10 July 2012

Tulcan


Tulcan was a dump of a town. It was cold and windy at 4000m and it rained daily. It was even colder at night in my drafty room at the flophouse, so cold I slept in my wool sweater and socks and considered getting out my sleeping bag. Each morning I had nine seconds of steaming hot water in the hallway shower before it went icy cold. There was nothing to do in the town but go to the cemetery and look at the sculptured hedges and on the weekends to watch the men play pelota de guante in the park. Tulcan is a border town with Colombia and only exists because of it.

The problem with leaving was the time table of the bus. I wanted to go to Santo Domingo, an eight hour bus ride, but the only bus departed Tulcan at 7:30pm. That would put me in Santo Domingo sometime in the early morning. I imagined getting to the terminal at some ugly part of town, far from the center, and finding no hotels nearby that were open. I imagined the thieves who seeing a gringo with two large cardboard boxes would be drawn immediately to me in order to relieve me of my treasures. I would be too exhausted from the long bus ride to fight them off.

So I considered going to Quito, though I didn’t want to go there at all. From what I had read the city was filled with gringo tourists and a sizeable population of thieves who fed off them. I really had wanted no more big cities and to hear English and I didn’t want to go anywhere I had to worry too much about my boxes. It was hard enough carrying them around.

Each day I would walk to the supermercado in front of the windswept plaza and buy water and supplies, then stop at the bakery on the way back for the small rolls I would eat with my soup or use to make sandwiches. There were two young women and a young man who ran the hotel and they looked at me strangely. They no doubt had never known a gringo to stay so long. Then dressed heavily in my wool, a tshirt wrapped around my neck as a scarf, I would cook up my meal on my camping stove in my room.


 
When I finished eating I would dream of the coast at Canoa. I would see the beach there at the little town and the sun and the heat and how I would go swimming in the morning. Maybe I would try surfing there. I wouldn’t need to wear any wool. But I didn’t know how to get there. If I could get out of the mountains to Santo Domingo, where it was flat, I knew I could ride there. But I was stuck up in the mountains with my bicycle and gear separated into two heavy boxes and I had knee tendonitis. 

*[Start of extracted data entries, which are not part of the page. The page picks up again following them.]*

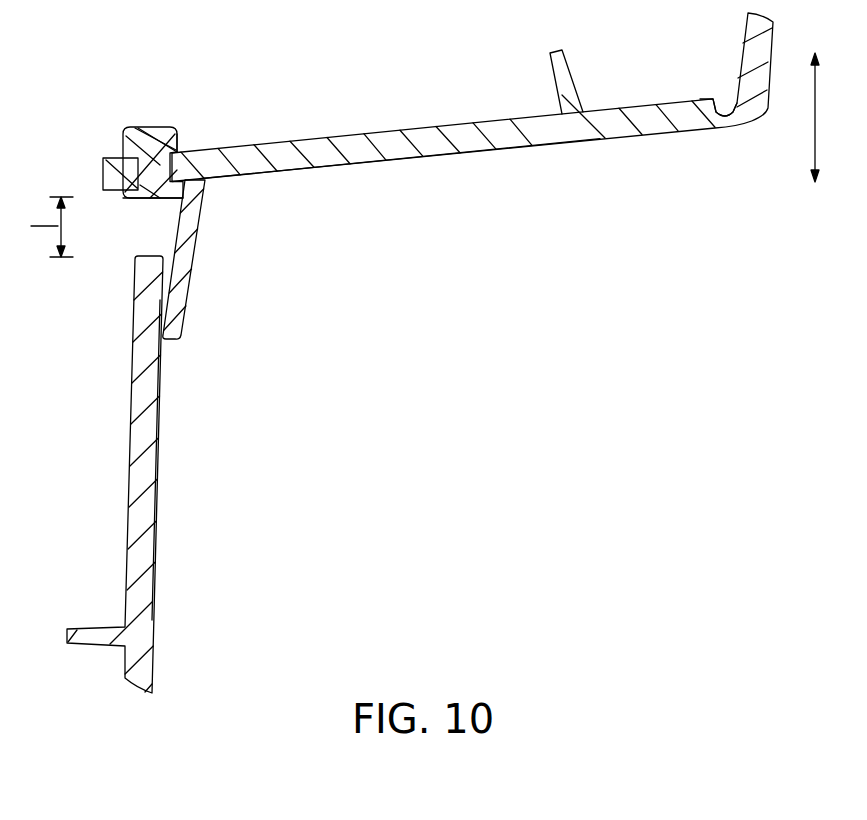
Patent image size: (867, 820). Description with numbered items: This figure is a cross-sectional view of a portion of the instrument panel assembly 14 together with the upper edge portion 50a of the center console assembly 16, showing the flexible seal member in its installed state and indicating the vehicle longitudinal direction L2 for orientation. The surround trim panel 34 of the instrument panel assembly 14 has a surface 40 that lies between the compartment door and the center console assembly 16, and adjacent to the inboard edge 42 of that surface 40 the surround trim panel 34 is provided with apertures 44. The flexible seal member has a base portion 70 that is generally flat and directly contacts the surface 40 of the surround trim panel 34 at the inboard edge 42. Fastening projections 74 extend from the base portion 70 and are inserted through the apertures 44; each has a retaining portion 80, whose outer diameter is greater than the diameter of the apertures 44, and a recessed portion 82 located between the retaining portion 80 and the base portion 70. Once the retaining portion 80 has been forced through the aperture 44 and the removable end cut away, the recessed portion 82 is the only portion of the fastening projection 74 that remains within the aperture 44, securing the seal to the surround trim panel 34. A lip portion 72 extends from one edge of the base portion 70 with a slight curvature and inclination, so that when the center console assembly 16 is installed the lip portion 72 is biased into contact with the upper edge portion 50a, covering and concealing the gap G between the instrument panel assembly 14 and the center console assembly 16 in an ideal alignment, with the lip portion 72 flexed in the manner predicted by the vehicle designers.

The instrument panel assembly 14 is at (343, 136).
The center console assembly 16 is at (128, 438).
The surround trim panel 34 is at (628, 136).
The surface 40 is at (404, 160).
The inboard edge 42 is at (188, 152).
The apertures 44 is at (133, 127).
The upper edge portion 50a is at (157, 505).
The base portion 70 is at (148, 200).
The lip portion 72 is at (183, 297).
The fastening projections 74 is at (158, 137).
The retaining portion 80 is at (177, 135).
The recessed portion 82 is at (152, 171).
The gap G is at (41, 227).
The vehicle longitudinal direction L2 is at (813, 128).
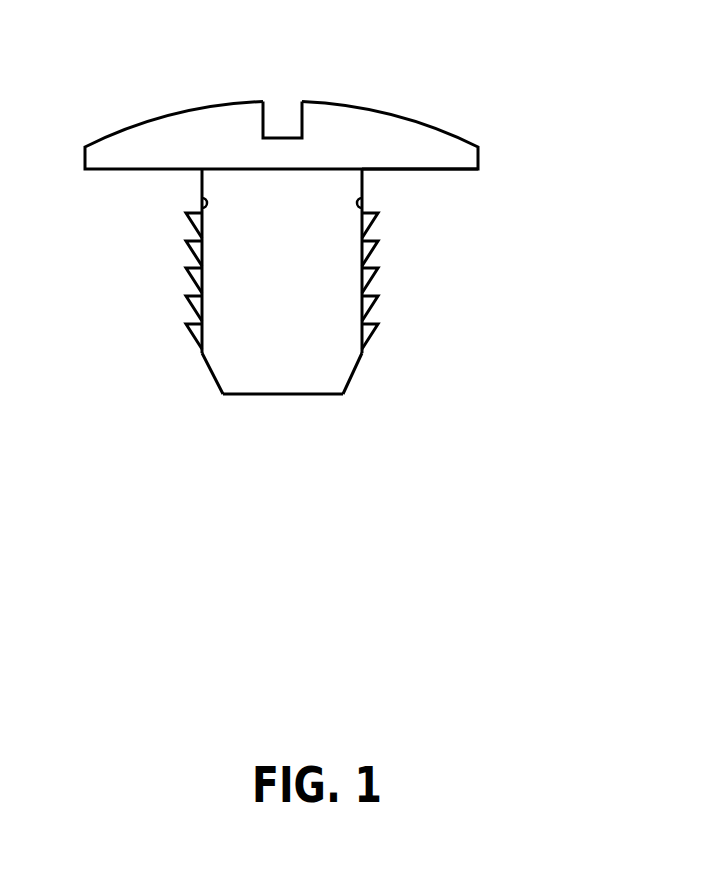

Then last night as I lay in bed, the blankets bundled up around me, I remembered Ibarra. I didn’t know anything about that city but I had seen it indicated on the map. I remembered reading it was 2.5 hours south of Tulcan by bus. Perhaps I could travel there first and then take another bus on to Santo Domingo. The idea excited me and I was tempted to get out of bed and begin reading about it. But I talked myself out of it. It was too cold to get out of bed and to read, much too cold, and I was just starting to get warm under the blankets. I could read about Ibarra in the morning. Ibarra wasn’t going anywhere. I slept easily thinking I might soon be leaving Tulcan.

Sure enough Ibarra was beautiful. That’s what the guidebook told me in the morning. The young man at the desk of the Hotel San Francisco told me buses left every 15 minutes direct. I packed my gear back into the boxes and re-taped them and carried them down the four flights of stairs to the street. I waived down a cab and headed to the terminal. I was finally leaving Tulcan.